Vail area children bloom as published authors
Vail CO, Colorado
EDWARDS, Colorado ” Old enough to drive?
Old enough to vote?
Old enough to publish a book?
A class of Red Sandstone Elementary alumni can check “write a book” off their list of things to do before they turn 13.
The students will sign copies of their book, “Out of the Box and into Bloom,” Sunday at The Bookworm of Edwards.
“I think in a way I’ll feel famous, like a famous person, because you see all these people on TV and the news saying, ‘Oh look, this person’s having a book signing,'” 11-year-old Peter Smith said.
“Out of the Box” is a collection of student poems and stories that offers an intimate peek into the fifth-grade psyche.
Currently for sale at The Bookworm, the anthology combines the work of 24 students who were enrolled in Rhena Rizzo’s fifth-grade class at Red Sandstone Elementary in Vail during the 2007/’08 school year. The students have since moved on to sixth grade. Some of the writers are native Spanish speakers who overcame a language barrier to complete the project.
“Some of these kids did not know how to write a sentence in the beginning of the year, and at the end, they’re published authors,” said East Vail resident Cathleen Brooks Weiss, a parent who spearheaded the book project.
It all started with a monthly newspaper the students launched last September. Weiss, the editor of the paper, noticed how excited the students became when they saw their work in print.
“It seemed that the more they got that recognition, the more they wanted to write,” she said.
Seeing how passionate the kids were about writing gave Weiss an idea.
“I came in and said, ‘What would you think about writing a book?’ And they got very excited,” she recalled.
The book is full of upbeat topics like frogs and icicles, but children also bared their souls about sad times. Some wrote about divorce or the deaths of relatives, while one boy wrote about witnessing a robbery in a story titled “A Man with a Knife.”
Eleven-year-old Jimmy Castaneda wrote a poignant piece titled “The Knock on the Door” about a police visit to his family’s home in Denver. In the story, police bully Castaneda about his brother’s whereabouts: “Now tell the truth,” police threaten in the story, “Or your mom will go to jail, and they’ll take you away from your mom!”
Not only did the project help Castaneda overcome his fear of writing, he found a platform for his thoughts.
“I feel kinda happy because we can show other people what we think about life,” he said.
Weiss said writing about sad or scary experiences can be “incredibly cathartic” for children.
Kennedy Zwemke, 10, processed her grandmother’s death by writing about it in a story titled “A Great Loss.”
“It seemed like I remembered it much more when I actually had it written,” she said.
Stories in the book showed how creative children can be when their imaginations run wild.

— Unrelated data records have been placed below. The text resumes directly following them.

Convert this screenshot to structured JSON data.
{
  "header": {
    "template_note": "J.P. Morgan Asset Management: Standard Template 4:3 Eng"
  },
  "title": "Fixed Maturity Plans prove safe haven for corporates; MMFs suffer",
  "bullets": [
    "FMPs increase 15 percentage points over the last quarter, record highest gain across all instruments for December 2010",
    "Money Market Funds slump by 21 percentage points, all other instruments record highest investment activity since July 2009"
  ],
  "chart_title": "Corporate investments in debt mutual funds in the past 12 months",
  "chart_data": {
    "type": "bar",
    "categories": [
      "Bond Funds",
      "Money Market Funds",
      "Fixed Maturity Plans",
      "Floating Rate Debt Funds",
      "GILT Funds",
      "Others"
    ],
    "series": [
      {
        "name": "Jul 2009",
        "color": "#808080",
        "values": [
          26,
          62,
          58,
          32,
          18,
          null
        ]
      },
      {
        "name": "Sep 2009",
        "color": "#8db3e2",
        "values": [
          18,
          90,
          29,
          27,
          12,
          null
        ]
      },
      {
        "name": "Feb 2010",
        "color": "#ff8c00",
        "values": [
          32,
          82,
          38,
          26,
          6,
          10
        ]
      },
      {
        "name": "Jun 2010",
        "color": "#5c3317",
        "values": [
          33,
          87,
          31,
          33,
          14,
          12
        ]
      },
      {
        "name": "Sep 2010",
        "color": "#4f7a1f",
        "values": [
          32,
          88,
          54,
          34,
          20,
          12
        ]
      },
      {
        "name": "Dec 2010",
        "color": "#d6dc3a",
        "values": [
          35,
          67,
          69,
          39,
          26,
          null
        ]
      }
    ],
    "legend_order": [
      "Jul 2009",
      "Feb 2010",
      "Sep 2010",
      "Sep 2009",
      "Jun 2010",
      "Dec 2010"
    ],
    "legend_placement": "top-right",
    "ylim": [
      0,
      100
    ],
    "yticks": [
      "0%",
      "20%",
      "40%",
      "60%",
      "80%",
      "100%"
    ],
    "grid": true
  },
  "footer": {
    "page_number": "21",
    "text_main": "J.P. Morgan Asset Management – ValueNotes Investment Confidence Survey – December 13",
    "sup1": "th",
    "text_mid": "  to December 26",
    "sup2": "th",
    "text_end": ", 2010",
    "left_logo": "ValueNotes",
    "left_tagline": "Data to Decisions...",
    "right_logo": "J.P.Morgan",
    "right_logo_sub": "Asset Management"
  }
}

Eleven-year-old Rachel Weiss wrote about a puppy that opens a peace box. A writing prompt had asked the students: “How can you bring about peace in the world?”
“I thought, ‘Well, humans haven’t been so successful so far because there’s not world peace, so I thought, ‘What kind of thing doesn’t fight? What kind of thing doesn’t do what people do?’ And I thought, ‘Puppies,'” she said.
Weiss also wrote a story based on a drawing she doodled on a menu at Blue’s in Vail. Now an illustration in the book, the drawing shows a seal and her pup on a tropical island.
Students spent hours working on the book at home and at school, often giving up their lunches or recesses to write.
When they realized the book would actually be published, Weiss said the children responded with cries like “‘It’s really happening! We’re going to be famous!'”
“It’s the kids who never imagined they would be famous that this means the most to and that’s the self-esteem builder,” Weiss said.
Publishing the book cost $3,000. Funding came from Action for Children, a non-profit organization Weiss and her husband, Gary Weiss, launched. Proceeds from the book sales will flow to Action for Children, which has funded things like basketball camp for Battle Mountain High School students and Friends of the Dance.
Rizzo said the book is a hard-earned success that children will carry with them later in life.
“I’m hoping that when sixth grade gets really tough or seventh or eighth grade or high school, they say: You know what? I was really successful in fifth grade. I can be successful again,” she said.
Josue Sanchez, 12, said he’s excited about the book-signing.
“I think it’s going to be one of the best things that happened in my life,” he said.